If I make this beer again... no, scratch that.  I WILL make this beer again.  You can count on it. When I do, I plan to make some very subtle changes:
  • Use the new temperature controller I purchased from Amazon.com.  In tests with an insulated cooler and seedling mat, I was able to properly maintain conditioning temperatures for my last two batches of beer.  This controller is better quality than my other one and is much easier to set and calibrate.  (Here's a link to it, in case you want one for yourself.)  This should keep my fermentation temperature closer to 72F and dial back the warming element in this beer.
  • As I learned two batches AFTER making this beer, I need to adjust my sparge water calculation and possibly extend the mash time.  On a later batch, those two adjustments allowed me to exactly hit my target gravity and post-boil volume.
  • Use a full pound of D-90 and a full pound of D-45 syrup in the next batch.  The flavor comes through in this one, but I'd like to punch it up a bit.
  • Make sure my yeast isn't expired and prepare a starter in advance.
  • Use candi syrup to carbonate the beer to a higher CO2 volume.
  • Consider adding some wheat malt or dextrine malt to improve the head and head retention.
  • Dial the hops bitterness back a bit.  Maybe aim for 27 instead of 30 IBUs in BeerSmith.
This sounds like I think the beer needs a lot of improvement.  Trust me, it doesn't.  It's a delicious beer as-is, and the batch is disappearing from my cellar quicker than almost any other I've made.
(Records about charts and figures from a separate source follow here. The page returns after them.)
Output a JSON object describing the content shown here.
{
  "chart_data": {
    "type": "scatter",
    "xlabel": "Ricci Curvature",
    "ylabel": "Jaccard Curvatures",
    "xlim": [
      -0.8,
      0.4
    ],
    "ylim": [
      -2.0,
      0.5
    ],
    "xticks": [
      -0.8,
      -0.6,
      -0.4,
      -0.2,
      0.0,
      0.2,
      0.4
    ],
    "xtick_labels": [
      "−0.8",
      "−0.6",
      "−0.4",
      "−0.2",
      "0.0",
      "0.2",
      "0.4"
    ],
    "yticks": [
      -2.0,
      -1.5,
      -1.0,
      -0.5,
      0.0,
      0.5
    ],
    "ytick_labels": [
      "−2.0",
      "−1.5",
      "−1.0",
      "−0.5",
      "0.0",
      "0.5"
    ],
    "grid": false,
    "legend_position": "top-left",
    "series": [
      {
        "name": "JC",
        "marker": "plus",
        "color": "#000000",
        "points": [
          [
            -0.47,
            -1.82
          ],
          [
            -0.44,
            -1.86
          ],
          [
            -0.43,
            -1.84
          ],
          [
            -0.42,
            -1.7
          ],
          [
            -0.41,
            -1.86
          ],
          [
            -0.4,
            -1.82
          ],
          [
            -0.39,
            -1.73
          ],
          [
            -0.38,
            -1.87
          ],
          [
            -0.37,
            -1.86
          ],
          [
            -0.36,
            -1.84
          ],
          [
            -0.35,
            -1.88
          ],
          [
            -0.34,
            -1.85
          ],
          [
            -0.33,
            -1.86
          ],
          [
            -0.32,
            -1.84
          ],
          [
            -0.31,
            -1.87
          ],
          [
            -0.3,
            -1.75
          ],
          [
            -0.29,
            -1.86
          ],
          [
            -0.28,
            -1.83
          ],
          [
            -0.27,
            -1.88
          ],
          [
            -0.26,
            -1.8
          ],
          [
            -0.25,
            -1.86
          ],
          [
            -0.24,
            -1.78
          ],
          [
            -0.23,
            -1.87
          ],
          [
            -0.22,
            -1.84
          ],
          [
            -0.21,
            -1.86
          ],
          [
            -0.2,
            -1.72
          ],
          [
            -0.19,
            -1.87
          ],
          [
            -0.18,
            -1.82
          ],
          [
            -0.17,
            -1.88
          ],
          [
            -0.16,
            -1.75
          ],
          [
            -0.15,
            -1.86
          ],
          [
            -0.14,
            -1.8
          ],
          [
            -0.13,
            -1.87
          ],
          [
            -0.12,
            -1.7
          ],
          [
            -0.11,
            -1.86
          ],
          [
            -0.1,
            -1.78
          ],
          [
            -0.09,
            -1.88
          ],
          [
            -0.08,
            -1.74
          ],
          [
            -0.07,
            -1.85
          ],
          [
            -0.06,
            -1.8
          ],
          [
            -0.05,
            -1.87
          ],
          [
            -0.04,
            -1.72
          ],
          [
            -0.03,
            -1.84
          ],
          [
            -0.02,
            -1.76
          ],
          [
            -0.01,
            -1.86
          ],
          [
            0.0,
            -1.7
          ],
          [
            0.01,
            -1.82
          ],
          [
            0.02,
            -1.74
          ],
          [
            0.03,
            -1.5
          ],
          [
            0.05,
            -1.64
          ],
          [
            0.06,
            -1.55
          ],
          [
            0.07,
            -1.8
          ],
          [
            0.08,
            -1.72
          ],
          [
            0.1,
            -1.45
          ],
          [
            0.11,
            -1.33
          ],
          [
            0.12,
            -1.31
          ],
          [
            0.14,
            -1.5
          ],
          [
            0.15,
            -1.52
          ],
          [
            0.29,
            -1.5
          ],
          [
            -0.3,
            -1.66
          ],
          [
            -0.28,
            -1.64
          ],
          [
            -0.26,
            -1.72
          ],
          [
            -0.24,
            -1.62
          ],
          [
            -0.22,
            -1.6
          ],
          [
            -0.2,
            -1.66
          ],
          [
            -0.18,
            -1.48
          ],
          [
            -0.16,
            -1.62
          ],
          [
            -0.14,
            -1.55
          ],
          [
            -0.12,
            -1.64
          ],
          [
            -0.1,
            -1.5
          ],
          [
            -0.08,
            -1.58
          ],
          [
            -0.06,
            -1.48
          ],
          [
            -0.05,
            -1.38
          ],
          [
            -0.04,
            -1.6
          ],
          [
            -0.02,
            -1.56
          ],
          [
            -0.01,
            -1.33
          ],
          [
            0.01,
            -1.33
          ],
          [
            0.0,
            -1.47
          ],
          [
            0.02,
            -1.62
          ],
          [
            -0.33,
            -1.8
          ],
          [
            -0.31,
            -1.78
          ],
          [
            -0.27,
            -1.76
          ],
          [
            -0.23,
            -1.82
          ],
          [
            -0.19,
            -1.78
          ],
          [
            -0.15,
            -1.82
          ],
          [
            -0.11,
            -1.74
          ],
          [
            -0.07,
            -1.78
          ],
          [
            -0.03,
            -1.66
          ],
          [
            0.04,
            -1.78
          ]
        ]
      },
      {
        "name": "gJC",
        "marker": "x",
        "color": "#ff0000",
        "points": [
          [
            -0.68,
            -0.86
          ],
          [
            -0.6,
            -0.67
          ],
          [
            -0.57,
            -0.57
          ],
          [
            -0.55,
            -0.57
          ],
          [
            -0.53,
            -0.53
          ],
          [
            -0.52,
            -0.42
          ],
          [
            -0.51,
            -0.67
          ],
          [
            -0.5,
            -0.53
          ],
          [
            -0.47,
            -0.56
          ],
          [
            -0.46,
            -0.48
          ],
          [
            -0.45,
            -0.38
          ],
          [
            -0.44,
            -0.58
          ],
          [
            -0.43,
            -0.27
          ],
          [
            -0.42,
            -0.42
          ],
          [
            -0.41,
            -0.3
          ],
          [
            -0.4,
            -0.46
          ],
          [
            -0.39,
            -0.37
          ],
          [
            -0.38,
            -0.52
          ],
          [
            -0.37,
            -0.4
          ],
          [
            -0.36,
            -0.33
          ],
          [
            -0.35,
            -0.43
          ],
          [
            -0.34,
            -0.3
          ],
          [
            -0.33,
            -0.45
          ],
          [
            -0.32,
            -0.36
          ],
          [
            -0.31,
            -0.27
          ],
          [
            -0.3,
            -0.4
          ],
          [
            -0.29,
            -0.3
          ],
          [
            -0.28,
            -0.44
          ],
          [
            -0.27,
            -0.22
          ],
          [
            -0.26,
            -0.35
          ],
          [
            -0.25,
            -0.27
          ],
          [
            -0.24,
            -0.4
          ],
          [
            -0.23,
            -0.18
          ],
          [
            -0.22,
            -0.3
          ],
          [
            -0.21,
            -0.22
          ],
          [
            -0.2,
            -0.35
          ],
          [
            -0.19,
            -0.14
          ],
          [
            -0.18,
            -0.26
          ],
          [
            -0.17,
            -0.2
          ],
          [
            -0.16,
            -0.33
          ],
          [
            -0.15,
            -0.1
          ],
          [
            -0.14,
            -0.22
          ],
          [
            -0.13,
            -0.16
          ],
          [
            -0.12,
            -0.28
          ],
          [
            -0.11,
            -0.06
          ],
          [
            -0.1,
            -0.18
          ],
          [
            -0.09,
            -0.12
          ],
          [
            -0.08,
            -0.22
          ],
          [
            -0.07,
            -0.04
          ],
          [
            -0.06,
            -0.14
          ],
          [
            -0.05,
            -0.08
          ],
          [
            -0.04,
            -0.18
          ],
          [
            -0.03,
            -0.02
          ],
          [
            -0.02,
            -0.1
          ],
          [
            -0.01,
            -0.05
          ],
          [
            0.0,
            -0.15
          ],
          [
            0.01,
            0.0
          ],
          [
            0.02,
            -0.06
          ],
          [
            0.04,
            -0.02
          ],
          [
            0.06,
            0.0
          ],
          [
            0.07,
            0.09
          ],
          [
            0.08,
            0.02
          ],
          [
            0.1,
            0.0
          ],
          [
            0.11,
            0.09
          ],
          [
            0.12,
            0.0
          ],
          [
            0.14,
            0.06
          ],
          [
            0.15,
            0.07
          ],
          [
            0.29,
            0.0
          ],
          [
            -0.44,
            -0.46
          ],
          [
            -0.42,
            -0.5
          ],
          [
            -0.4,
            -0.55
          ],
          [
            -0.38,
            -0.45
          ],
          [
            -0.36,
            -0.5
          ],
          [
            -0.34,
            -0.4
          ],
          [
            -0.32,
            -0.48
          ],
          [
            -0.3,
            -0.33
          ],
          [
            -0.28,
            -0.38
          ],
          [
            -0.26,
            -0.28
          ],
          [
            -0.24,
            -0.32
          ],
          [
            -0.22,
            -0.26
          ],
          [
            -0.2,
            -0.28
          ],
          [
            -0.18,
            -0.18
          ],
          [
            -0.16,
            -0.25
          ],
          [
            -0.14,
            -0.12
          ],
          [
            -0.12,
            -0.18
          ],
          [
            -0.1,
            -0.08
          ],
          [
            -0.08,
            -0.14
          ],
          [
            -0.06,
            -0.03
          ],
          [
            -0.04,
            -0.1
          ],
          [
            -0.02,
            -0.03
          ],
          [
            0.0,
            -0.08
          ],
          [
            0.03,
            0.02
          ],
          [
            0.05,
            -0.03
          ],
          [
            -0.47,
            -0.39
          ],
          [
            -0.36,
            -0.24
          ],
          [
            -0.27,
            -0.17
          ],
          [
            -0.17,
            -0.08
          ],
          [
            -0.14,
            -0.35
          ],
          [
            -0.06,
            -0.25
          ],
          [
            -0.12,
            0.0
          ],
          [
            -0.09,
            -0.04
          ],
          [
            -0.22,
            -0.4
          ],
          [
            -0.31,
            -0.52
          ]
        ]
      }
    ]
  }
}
Update 4/3/2016:  To give you some idea how well this beer is going over with my family, friends, and me, we've polished off about 25 bottles of it in about a month.  That's only because I'm consciously trying to keep it around to see how it tastes as it ages.  It's a beer I could happily drink any day of the week.  The only negative vote it's gotten was from someone who prefers his beers more dry and hop-forward.






Comments

  1. Looking forward to hearing what you think of this, it's on my list.